Nel 2020, l’Eurovision non si tenne a causa della pandemia di Covid-19 e, al suo posto, venne trasmesso “Eurovision: Europe Shine A Light”, serata evento per omaggiare gli artisti che avrebbero dovuto partecipare alla manifestazione.
Al termine dello show Rai 1 trasmise “Techetechetè – Note d’Europa”, uno speciale excursus storico che ripropose una veloce carrellata dei più grandi successi italiani e stranieri che hanno contribuito alla fama e riuscita dell’Eurovision Song Contest.

Kaze, come annunciato durante la conferenza stampa, sarà la spokesperson italiana per l’Eurovision Song Contest 2023.
Dopo due anni in cui il ruolo era stato ricoperto da Carolina Di Domenico, tocca ora all’artista nota per ricoprire il ruolo della centralinista Sofia De Rosa nella versione italiana di Call My Agent.
Come ricordato da Claudio Fasulo, Kaze: “Ha partecipato due volte a Sanremo Giovani senza arrivare in finale e ha avuto una carriera piuttosto strutturata.”
KAZE, all’anagrafe Paola Gioia Kaze Formisano, nasce a Nairobi in Kenya da madre burundese e padre napoletano. Trascorre l’infanzia in Burundi, trasferendosi in Italia a 11 anni. Ha sempre coltivato la passione per la musica e per la recitazione, cantando nel coro parrocchiale e recitando per anni in una compagnia teatrale. Dopo aver conseguito una laurea in Infermieristica e aver lavorato tra reparti Covid e pronto soccorso, forte del suo talento, dello studio e dell’esperienza, nel 2021 ottiene una parte nel film Amazon Originals “Anni da Cane” e firma un contratto con Universal/Island Records.
La musica di KAZE spazia tra italiano e francese, tra influenze RnB e cantautorato nostrano. I suoi interessi personali coprono tematiche sociali, ma anche moda e arte.
Dopo il suo primo progetto “AILLEURS” seguono i singoli “Come fa“, “Stormi” e “Volevo portarti al mare“.
Nel 2022 ha portato la sua musica in tour, partecipando anche al MI AMI Festival, a Spaghetti Unplugged e all’evento “New Attitude” di Adidas Italia. Lo stesso anno Apple Music la inserisce nel programma “UpNext” a supporto dei giovani talenti, culminato in un live all’Anfiteatro del Liberty a Milano. A dicembre viene scelta da EQUAL (Spotify Italia) per aprire il concerto di Alessandra Amoroso al Palasele di Eboli.
Nel 2023 KAZE è tra i “Best Newcomers” di VEVO Italia. Attualmente è al lavoro sul suo disco d’esordio.
KAZE è l’artista del mese di maggio di MTV Push Italia.

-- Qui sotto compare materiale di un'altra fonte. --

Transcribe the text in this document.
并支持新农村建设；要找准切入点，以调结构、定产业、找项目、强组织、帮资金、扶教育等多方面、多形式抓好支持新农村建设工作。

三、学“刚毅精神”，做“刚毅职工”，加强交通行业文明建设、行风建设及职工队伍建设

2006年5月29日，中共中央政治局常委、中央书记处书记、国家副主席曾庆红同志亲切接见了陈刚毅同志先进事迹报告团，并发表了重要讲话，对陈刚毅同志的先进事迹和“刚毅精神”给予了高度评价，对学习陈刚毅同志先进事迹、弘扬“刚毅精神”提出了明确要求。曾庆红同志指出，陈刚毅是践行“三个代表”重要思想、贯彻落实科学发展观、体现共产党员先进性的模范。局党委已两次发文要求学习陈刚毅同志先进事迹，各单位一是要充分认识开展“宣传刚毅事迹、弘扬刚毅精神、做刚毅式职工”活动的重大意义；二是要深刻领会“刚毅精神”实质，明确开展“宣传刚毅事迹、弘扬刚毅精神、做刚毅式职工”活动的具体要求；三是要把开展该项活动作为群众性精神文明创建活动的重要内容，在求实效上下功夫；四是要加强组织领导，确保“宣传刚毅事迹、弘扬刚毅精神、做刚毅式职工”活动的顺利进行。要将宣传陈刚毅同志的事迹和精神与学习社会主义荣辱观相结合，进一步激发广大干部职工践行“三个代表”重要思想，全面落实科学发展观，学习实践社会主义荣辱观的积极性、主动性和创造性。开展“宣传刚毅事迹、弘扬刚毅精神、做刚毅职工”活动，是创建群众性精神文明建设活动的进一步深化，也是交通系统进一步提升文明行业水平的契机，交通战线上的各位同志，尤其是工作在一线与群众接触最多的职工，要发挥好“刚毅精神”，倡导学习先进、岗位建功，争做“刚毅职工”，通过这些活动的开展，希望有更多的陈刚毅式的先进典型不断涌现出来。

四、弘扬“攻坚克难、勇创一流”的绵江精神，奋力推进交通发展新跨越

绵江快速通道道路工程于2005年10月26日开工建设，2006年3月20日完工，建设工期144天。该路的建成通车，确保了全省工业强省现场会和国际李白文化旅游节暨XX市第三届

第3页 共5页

Inoltre, Mahmood, ospite della serata finale dell’Eurovision Song Contest 2023, canterà Imagine, il brano simbolo di John Lennon.
La notizia è stata ufficializzata da Claudio Fasulo, Vice Direttore Intrattenimento Prime Time.
“Grande responsabilità per un brano che visto il periodo che stiamo vivendo assume un valore particolare.”
In occasione dell’annuncio del suo ritorno sul palco eurovisivo dopo due partecipazioni in gara (secondo a Tel Aviv e sesto a Torino in coppia con Blanco) Mahmood scrisse sui social.
“Sono molto felice di tornare a Eurovision. Ringrazio gli organizzatori che mi hanno invitato come ospite ed è un grande onore per me. Non vedo l’ora di salire su quel prestigioso palco davanti a una platea unica al mondo.”
Come spiegato direttamente da BBC, durante l’Interval Act della serata finale ci sarà il nostro Mahmood insieme a rappresentanti di altri sei paesi Netta (Israele), Daði Freyr (Islanda), Cornelia Jakobs (Svezia), Duncan Laurence (Paesi Bassi) e Sonia, rappresentante del stesso Regno Unito, che torna sul palco a distanza di trent’anni dal secondo posto.
L’intervento di questi sei artisti sarà finalizzato a omaggiare la città di Liverpool e le sue eccellenze musicali, tra cui i Beatles e, appunto, John Lennon.
Mahmood canterà “Imagine”, iconico brano pubblicato l’11 ottobre 1971 come estratto dall’album omonimo e co-prodotto da Lennon e Yoko Ono insieme al produttore discografico Phil Spector.